増強されたオブリビオンからの攻撃は圧を増し、やがては埋め尽くすような毒林檎の雨が押し寄せて来る。
加籠では防ぎきれない。
それを察して、胸に沸き上がる敵への恐怖と、感じるであろう苦しみの予感に、彼は目をギュッと閉じた。
「…………?」
だが来ない。
恐る恐る目を開けると、そこには砕けて落ちる林檎の欠片が雨になっていた。
「やっと捉えたわ」
それは、出現した瞬間から射抜く一矢。
倒壊する櫓から脱したフィーネの、風撃を纏った攻撃だ。
「狙ったからには、どこにあっても逃がさない!」
「痛ぅ……」
矢継ぎ早に放った矢が、少女の腹を抉り削る。
たまらず膝をついたその姿は、しかし弱りを感じさせず、ただカクンと首を持ち上げて言う。
「たすけて たすけて」
乞う言葉。敵に向けて発したのでは無い。それは自分自身──いや、自分が危険を感じた時だけ発動する力への要請。
「さあ わたしを たすけて」
現れた七人の霊は、ゆらりと浮かび上がって、一目散にフィーネを目指し、
「却下だ」
空間に生まれた闇が、それらを飲み込んだ。
クロスだ。
剣を下に持って構えたクロスが、霊をついでで消しながら、少女へ肉薄していく。
「また壊すの?」
「ああ、壊すさ」
林檎の事だ。少女はさせまいと、先んじてクロスを映した果実へ歯を立てる。
敵の事だった。クロスは訪れる虚脱に備えて足を踏み込み、腰の捻りと手首の振りで付与した慣性のままに刃を振った。
「──あ」
そうして起こるのは、裁断だ。少女の腋下から、関節にするりと抜けた剣は、身体と腕を分断する。

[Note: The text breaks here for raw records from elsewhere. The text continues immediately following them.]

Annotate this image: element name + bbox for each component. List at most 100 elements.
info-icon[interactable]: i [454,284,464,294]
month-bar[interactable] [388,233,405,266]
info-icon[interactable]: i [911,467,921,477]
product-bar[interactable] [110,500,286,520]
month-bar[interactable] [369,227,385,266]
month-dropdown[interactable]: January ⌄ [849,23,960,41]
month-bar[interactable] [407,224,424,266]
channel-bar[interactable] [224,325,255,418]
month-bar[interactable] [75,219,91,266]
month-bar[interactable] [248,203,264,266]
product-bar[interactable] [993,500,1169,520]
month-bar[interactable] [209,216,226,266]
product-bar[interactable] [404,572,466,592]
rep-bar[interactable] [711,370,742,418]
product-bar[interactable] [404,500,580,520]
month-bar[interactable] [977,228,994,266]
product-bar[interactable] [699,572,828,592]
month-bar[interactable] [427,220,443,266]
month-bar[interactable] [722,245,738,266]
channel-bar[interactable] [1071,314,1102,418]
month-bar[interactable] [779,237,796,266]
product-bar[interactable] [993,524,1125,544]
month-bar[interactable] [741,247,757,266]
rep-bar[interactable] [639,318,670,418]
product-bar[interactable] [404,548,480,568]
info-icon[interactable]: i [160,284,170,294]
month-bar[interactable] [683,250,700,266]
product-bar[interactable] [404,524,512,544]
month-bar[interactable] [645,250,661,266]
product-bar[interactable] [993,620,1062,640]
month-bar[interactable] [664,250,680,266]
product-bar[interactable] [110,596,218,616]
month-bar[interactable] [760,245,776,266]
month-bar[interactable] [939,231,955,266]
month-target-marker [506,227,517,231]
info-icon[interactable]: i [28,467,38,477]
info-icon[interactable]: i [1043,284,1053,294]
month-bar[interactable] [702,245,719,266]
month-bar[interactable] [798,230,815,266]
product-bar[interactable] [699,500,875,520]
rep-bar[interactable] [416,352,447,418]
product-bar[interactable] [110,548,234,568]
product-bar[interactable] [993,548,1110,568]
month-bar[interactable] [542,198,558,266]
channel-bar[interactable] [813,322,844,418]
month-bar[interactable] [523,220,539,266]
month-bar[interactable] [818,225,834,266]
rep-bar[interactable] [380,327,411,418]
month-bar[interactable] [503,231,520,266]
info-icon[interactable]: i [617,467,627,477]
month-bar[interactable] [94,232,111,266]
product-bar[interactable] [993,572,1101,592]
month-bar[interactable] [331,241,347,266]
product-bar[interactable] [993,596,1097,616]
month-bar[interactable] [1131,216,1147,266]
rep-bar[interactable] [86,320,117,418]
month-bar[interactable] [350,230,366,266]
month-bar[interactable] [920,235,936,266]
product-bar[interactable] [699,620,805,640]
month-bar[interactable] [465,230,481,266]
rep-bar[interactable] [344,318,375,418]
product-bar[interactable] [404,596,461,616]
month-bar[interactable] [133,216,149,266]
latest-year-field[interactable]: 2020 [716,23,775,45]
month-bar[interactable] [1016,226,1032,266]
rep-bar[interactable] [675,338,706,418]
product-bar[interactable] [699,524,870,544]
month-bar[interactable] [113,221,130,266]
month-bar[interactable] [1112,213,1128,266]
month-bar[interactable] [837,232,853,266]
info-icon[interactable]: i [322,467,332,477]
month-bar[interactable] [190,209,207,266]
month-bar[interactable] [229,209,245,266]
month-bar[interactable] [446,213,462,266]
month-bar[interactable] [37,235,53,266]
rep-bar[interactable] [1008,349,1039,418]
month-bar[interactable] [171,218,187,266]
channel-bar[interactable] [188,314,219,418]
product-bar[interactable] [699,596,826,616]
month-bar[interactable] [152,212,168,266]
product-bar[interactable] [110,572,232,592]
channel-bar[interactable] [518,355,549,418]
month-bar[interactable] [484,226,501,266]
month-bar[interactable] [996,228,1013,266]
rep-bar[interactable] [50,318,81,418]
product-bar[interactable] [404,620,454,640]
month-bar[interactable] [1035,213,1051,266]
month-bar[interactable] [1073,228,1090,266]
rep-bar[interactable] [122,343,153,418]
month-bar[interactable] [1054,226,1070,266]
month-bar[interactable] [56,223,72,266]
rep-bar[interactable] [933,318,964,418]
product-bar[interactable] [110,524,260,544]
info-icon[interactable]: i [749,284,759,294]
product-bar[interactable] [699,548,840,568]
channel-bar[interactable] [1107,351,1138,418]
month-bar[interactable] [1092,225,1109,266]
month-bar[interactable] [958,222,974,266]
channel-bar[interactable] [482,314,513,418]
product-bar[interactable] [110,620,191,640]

失った部分を押さえ、意外そうに空白の部分を少女は見た。それが致命的な隙になってしまったと気付くより速く、彼女は押し寄せた鈴蘭の花びらに埋もれ押し出され、空へと連れ出される。
そして。
「終わりです」
一発の銃弾が、胸に隠された紋章と急所を撃ち抜いた。